Researchers correlated brain damage evident on magnetic resonance imaging to increased risk of dementia in a paper published Thursday in the journal Stroke.
The research shows how microstructural damage seen in MRI scans of stroke patients can predict cognitive decline and dementia.
The authors said the imaging technique can help physicians monitor stroke patients and identify individuals who may benefit from early treatment.
People who present with lacunar strokes, a subgroup of patients with the brain disease, can have cerebral small vessel disease (SVD) that manifests in cognitive impairment and ultimately dementia. These conditions arise because of damage to small blood vessels in the brain.
That link between vascular damage and dementia led University of London researchers to track 99 SVD patients. Participants in the study were assessed using the diffusion tensor image segmentation (DSEG) MRI imaging technique annually for three years and cognitive assessments for five years. The researchers compared the imaging data to the cognitive results.

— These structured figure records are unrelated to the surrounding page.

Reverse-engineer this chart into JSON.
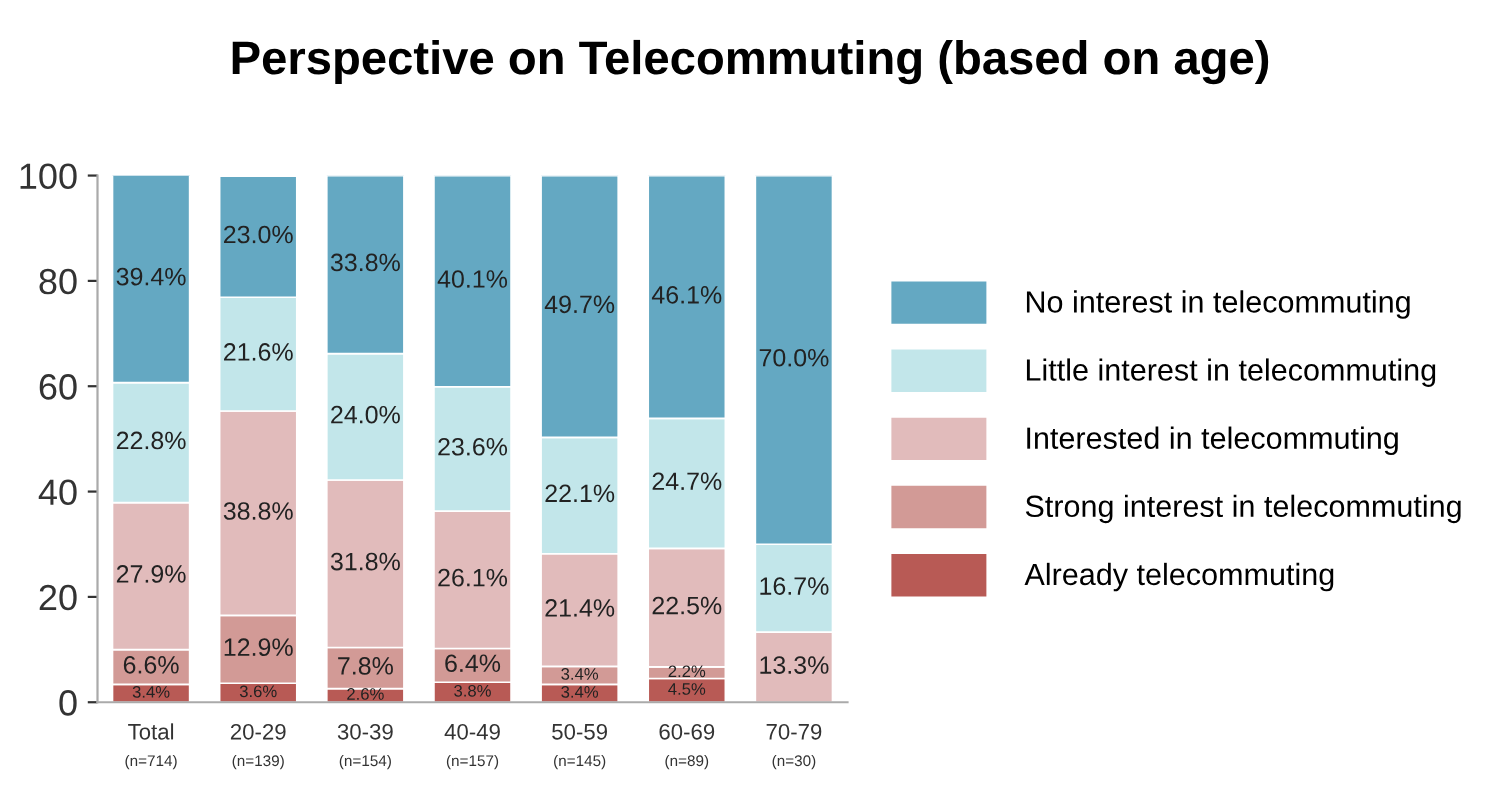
{
  "chart_data": {
    "type": "bar",
    "title": "Perspective on Telecommuting (based on age)",
    "categories": [
      "Total\n(n=714)",
      "20-29\n(n=139)",
      "30-39\n(n=154)",
      "40-49\n(n=157)",
      "50-59\n(n=145)",
      "60-69\n(n=89)",
      "70-79\n(n=30)"
    ],
    "stacked": true,
    "ylim": [
      0,
      100
    ],
    "yticks": [
      0,
      20,
      40,
      60,
      80,
      100
    ],
    "grid": false,
    "legend": "right",
    "series": [
      {
        "name": "Already telecommuting",
        "color": "#b85a55",
        "values": [
          3.4,
          3.6,
          2.6,
          3.8,
          3.4,
          4.5,
          null
        ],
        "value_labels": [
          "3.4%",
          "3.6%",
          "2.6%",
          "3.8%",
          "3.4%",
          "4.5%",
          null
        ]
      },
      {
        "name": "Strong interest in telecommuting",
        "color": "#d29a96",
        "values": [
          6.6,
          12.9,
          7.8,
          6.4,
          3.4,
          2.2,
          null
        ],
        "value_labels": [
          "6.6%",
          "12.9%",
          "7.8%",
          "6.4%",
          "3.4%",
          "2.2%",
          null
        ]
      },
      {
        "name": "Interested in telecommuting",
        "color": "#e1bbbb",
        "values": [
          27.9,
          38.8,
          31.8,
          26.1,
          21.4,
          22.5,
          13.3
        ],
        "value_labels": [
          "27.9%",
          "38.8%",
          "31.8%",
          "26.1%",
          "21.4%",
          "22.5%",
          "13.3%"
        ]
      },
      {
        "name": "Little interest in telecommuting",
        "color": "#c2e6ea",
        "values": [
          22.8,
          21.6,
          24.0,
          23.6,
          22.1,
          24.7,
          16.7
        ],
        "value_labels": [
          "22.8%",
          "21.6%",
          "24.0%",
          "23.6%",
          "22.1%",
          "24.7%",
          "16.7%"
        ]
      },
      {
        "name": "No interest in telecommuting",
        "color": "#64a8c2",
        "values": [
          39.4,
          23.0,
          33.8,
          40.1,
          49.7,
          46.1,
          70.0
        ],
        "value_labels": [
          "39.4%",
          "23.0%",
          "33.8%",
          "40.1%",
          "49.7%",
          "46.1%",
          "70.0%"
        ]
      }
    ]
  }
}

Eighteen participants developed dementia during the study. Average time to onset was approximately three years and four months, the American Heart Association said.
The study also correlated imaging results to declining executive function but found no link between the MRI data and information processing speed. Despite that limitation of the predictive power of the technique, the researchers said the approach has a role in the monitoring of SVD patients.
"Taken together, these findings suggest that DSEG may be used as a clinical tool to monitor SVD progression in patients and predict risk of developing dementia," the authors wrote in the paper.
While physicians lack good, validated treatments for cerebral SVD, a range of potential therapeutic options are available. If there is good reason to think a patient may develop dementia, a physician may recommend a more active, interventionist approach to treating SVD, potentially delaying or preventing cognitive decline.